Out of all the work I’ve carried out during my PhD, EmbDI is by far the most important contribution. I’ve dedicated about half of PhD years working on designing, developing and implementing the system, and I can say I have been awarded with a lot of satisfaction from the result. Indeed, there is a lot to talk about here, so I’ll be writing a series of posts where I’ll go into more detail than it’s reasonably needed to get into “the weeds” of what it was like to work on EmbDI. This post will act as introduction and as index for later posts.
What is EmbDI?
EmbDI stands for Embeddings for Data Integration, and is a system that generates embeddings for tabular data (specifically, CSV tables) and then uses said embeddings for performing Entity Resolution and Schema Matching. It was developed during my PhD as a solution to the problem of automating those data curation procedures and does so remarkably well, beating previous state of the art systems by a pretty large margin.
While the ideas behind the implementation of the code were developed together my supervisor (Prof. Paolo Papotti), and another researcher from a different institution (Dr. Saravanan Thirumuruganathan), I wrote the vast majority of the code alone. This, of course, means that the code was a mess, then it got a bit better as I kept on hammering on it to clean up bugs and make it available to other researchers. The code has its repository on github, together with a very in-depth readme and instructions on how to run it.
EmbDI is written in Python and relies on the usual data science libraries in Pandas, Numpy and sklearn, as well as the gensim library for training the embeddings themselves.
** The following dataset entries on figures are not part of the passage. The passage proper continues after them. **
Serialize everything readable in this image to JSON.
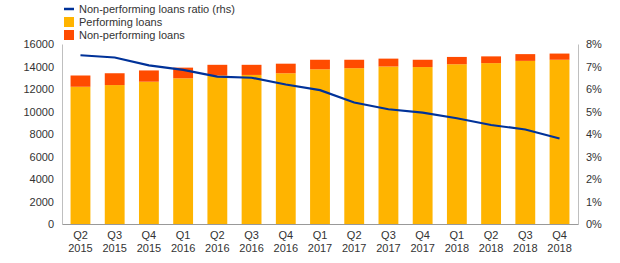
{
  "chart_data": {
    "type": "bar",
    "stacked": true,
    "grid": false,
    "legend": "top-left",
    "categories": [
      "Q2 2015",
      "Q3 2015",
      "Q4 2015",
      "Q1 2016",
      "Q2 2016",
      "Q3 2016",
      "Q4 2016",
      "Q1 2017",
      "Q2 2017",
      "Q3 2017",
      "Q4 2017",
      "Q1 2018",
      "Q2 2018",
      "Q3 2018",
      "Q4 2018"
    ],
    "series": [
      {
        "name": "Non-performing loans ratio (rhs)",
        "type": "line",
        "axis": "y2",
        "color": "#003299",
        "values": [
          7.5,
          7.4,
          7.05,
          6.85,
          6.55,
          6.5,
          6.2,
          5.95,
          5.4,
          5.1,
          4.95,
          4.7,
          4.4,
          4.2,
          3.8
        ]
      },
      {
        "name": "Performing loans",
        "type": "bar",
        "color": "#ffb400",
        "values": [
          12200,
          12350,
          12650,
          12950,
          13200,
          13250,
          13400,
          13750,
          13850,
          14000,
          13950,
          14200,
          14300,
          14500,
          14600
        ]
      },
      {
        "name": "Non-performing loans",
        "type": "bar",
        "color": "#ff4b00",
        "values": [
          1000,
          1050,
          1000,
          950,
          950,
          900,
          850,
          850,
          750,
          700,
          650,
          650,
          600,
          600,
          550
        ]
      }
    ],
    "ylim": [
      0,
      16000
    ],
    "yticks": [
      0,
      2000,
      4000,
      6000,
      8000,
      10000,
      12000,
      14000,
      16000
    ],
    "y2lim": [
      0,
      8
    ],
    "y2ticks": [
      {
        "value": 0,
        "label": "0%"
      },
      {
        "value": 1,
        "label": "1%"
      },
      {
        "value": 2,
        "label": "2%"
      },
      {
        "value": 3,
        "label": "3%"
      },
      {
        "value": 4,
        "label": "4%"
      },
      {
        "value": 5,
        "label": "5%"
      },
      {
        "value": 6,
        "label": "6%"
      },
      {
        "value": 7,
        "label": "7%"
      },
      {
        "value": 8,
        "label": "8%"
      }
    ]
  }
}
The code has been thoroughly tested to produce results for a paper that made it to SIGMOD 2020, which can be found here. The slides used for the SIGMOD 2020 presentation are also available here.
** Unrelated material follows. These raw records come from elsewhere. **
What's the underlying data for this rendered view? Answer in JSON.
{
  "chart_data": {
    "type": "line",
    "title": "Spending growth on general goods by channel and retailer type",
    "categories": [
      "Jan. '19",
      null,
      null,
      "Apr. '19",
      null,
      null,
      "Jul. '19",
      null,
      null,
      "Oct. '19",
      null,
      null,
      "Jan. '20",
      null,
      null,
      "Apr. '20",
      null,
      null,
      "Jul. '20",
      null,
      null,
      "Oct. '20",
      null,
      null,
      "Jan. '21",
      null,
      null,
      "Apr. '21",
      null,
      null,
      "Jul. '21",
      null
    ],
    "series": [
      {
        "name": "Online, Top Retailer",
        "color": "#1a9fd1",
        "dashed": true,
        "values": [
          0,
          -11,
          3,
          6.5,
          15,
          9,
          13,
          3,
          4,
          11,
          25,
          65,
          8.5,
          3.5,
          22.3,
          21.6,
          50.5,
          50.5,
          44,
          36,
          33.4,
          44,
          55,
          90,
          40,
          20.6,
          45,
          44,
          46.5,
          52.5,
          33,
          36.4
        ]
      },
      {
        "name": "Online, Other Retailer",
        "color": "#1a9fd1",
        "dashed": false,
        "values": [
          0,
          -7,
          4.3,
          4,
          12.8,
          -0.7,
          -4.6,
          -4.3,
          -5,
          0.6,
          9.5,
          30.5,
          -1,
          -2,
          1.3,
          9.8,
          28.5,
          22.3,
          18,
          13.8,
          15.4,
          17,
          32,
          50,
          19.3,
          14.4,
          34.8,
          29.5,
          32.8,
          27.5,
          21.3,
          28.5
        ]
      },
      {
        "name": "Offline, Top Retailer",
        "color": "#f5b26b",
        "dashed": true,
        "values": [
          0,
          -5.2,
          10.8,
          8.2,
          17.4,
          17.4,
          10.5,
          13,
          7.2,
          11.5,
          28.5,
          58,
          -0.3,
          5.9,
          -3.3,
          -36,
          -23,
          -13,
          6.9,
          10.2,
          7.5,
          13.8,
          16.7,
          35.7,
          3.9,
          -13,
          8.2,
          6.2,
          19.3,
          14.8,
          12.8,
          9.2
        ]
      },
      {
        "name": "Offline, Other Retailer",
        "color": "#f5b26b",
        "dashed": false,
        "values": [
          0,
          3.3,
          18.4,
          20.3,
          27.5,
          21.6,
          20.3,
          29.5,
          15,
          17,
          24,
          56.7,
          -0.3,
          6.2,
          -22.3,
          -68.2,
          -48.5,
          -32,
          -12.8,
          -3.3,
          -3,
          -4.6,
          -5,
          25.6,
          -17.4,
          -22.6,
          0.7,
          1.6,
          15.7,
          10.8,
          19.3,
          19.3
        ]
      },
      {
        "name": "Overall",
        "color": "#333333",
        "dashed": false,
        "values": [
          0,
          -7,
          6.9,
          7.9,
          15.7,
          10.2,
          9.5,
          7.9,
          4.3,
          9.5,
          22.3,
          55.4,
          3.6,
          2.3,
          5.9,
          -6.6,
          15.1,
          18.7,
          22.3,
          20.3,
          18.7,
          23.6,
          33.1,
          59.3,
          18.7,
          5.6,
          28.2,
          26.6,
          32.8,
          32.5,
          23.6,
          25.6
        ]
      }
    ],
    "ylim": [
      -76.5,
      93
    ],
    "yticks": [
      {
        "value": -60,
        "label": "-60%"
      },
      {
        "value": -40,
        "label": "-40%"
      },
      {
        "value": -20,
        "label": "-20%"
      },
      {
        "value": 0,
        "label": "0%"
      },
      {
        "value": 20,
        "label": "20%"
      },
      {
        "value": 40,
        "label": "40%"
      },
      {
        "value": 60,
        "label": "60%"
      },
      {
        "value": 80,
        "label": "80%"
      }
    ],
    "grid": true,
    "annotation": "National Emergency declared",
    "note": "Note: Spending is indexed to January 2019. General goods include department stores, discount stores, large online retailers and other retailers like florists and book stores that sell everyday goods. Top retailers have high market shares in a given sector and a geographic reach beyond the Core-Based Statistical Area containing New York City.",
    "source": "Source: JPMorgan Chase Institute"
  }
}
How does EmbDI work, in short?
EmbDI is a Python-based data integration system that takes as input relational tables as CSV files, and returns as output a list of matches of tuples that represent the same entity (a task I’ll call Entity Resolution), or a list of matches between columns that represent the same attribute (Schema Matching).
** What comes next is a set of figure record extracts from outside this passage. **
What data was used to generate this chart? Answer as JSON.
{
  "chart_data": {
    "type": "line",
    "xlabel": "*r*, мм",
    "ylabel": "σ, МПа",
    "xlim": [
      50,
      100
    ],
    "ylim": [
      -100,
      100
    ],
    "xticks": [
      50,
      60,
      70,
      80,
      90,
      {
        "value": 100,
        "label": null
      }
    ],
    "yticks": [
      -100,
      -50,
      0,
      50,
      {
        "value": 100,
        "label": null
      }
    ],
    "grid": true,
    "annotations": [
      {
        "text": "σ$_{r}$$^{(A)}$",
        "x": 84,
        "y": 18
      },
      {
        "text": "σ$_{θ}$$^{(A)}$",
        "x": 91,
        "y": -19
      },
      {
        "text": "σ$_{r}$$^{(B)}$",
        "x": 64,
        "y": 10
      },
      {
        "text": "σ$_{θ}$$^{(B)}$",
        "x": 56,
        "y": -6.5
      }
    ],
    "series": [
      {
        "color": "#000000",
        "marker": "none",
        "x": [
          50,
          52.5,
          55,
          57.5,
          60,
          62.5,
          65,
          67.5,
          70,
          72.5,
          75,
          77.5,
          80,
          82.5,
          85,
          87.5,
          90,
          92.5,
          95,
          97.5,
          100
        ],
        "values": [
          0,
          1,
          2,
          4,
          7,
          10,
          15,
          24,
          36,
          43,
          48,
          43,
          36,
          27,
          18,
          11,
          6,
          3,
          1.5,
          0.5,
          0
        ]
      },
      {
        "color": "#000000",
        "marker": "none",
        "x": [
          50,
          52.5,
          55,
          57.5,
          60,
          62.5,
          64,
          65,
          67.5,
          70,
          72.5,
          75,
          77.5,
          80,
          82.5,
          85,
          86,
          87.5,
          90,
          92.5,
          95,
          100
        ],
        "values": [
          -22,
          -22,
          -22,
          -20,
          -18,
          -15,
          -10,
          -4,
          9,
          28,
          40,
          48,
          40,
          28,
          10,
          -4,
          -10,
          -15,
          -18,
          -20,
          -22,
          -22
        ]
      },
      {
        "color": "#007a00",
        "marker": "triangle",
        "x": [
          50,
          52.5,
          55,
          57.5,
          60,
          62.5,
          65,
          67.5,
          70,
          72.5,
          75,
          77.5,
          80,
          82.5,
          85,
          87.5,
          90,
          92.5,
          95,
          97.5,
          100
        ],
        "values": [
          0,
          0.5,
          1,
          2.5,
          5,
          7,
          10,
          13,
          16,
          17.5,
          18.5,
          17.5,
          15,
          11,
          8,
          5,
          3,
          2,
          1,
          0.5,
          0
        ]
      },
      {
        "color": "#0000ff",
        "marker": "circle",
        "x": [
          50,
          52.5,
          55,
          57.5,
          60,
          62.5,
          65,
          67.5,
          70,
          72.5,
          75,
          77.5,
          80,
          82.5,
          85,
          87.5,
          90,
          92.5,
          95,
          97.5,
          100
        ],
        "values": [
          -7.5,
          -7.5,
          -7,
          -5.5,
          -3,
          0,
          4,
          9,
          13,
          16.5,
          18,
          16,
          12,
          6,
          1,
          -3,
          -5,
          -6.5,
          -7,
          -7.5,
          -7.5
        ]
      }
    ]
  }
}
The procedure followed by EmbDI is the following:
- Take a pair of relational tables, then clean them to remove problematic strings and characters.
- Convert the relational tables into a graph.
- Traverse the graph by using random walks, then gather the random walks in a training corpus (that is, a text file that contains all the random walks).
- Feed the training corpus to the word2vec embeddings training algorithm.
- Use the geometric properties of the embeddings to find related tuples and columns.
This is, of course, extremely summarized. I would like to explore how EmbDI works more in depth over the course of a series of blog posts that will go into far more detail than what I’ll do here, so I’ll make sure to link back to those posts once they’re ready.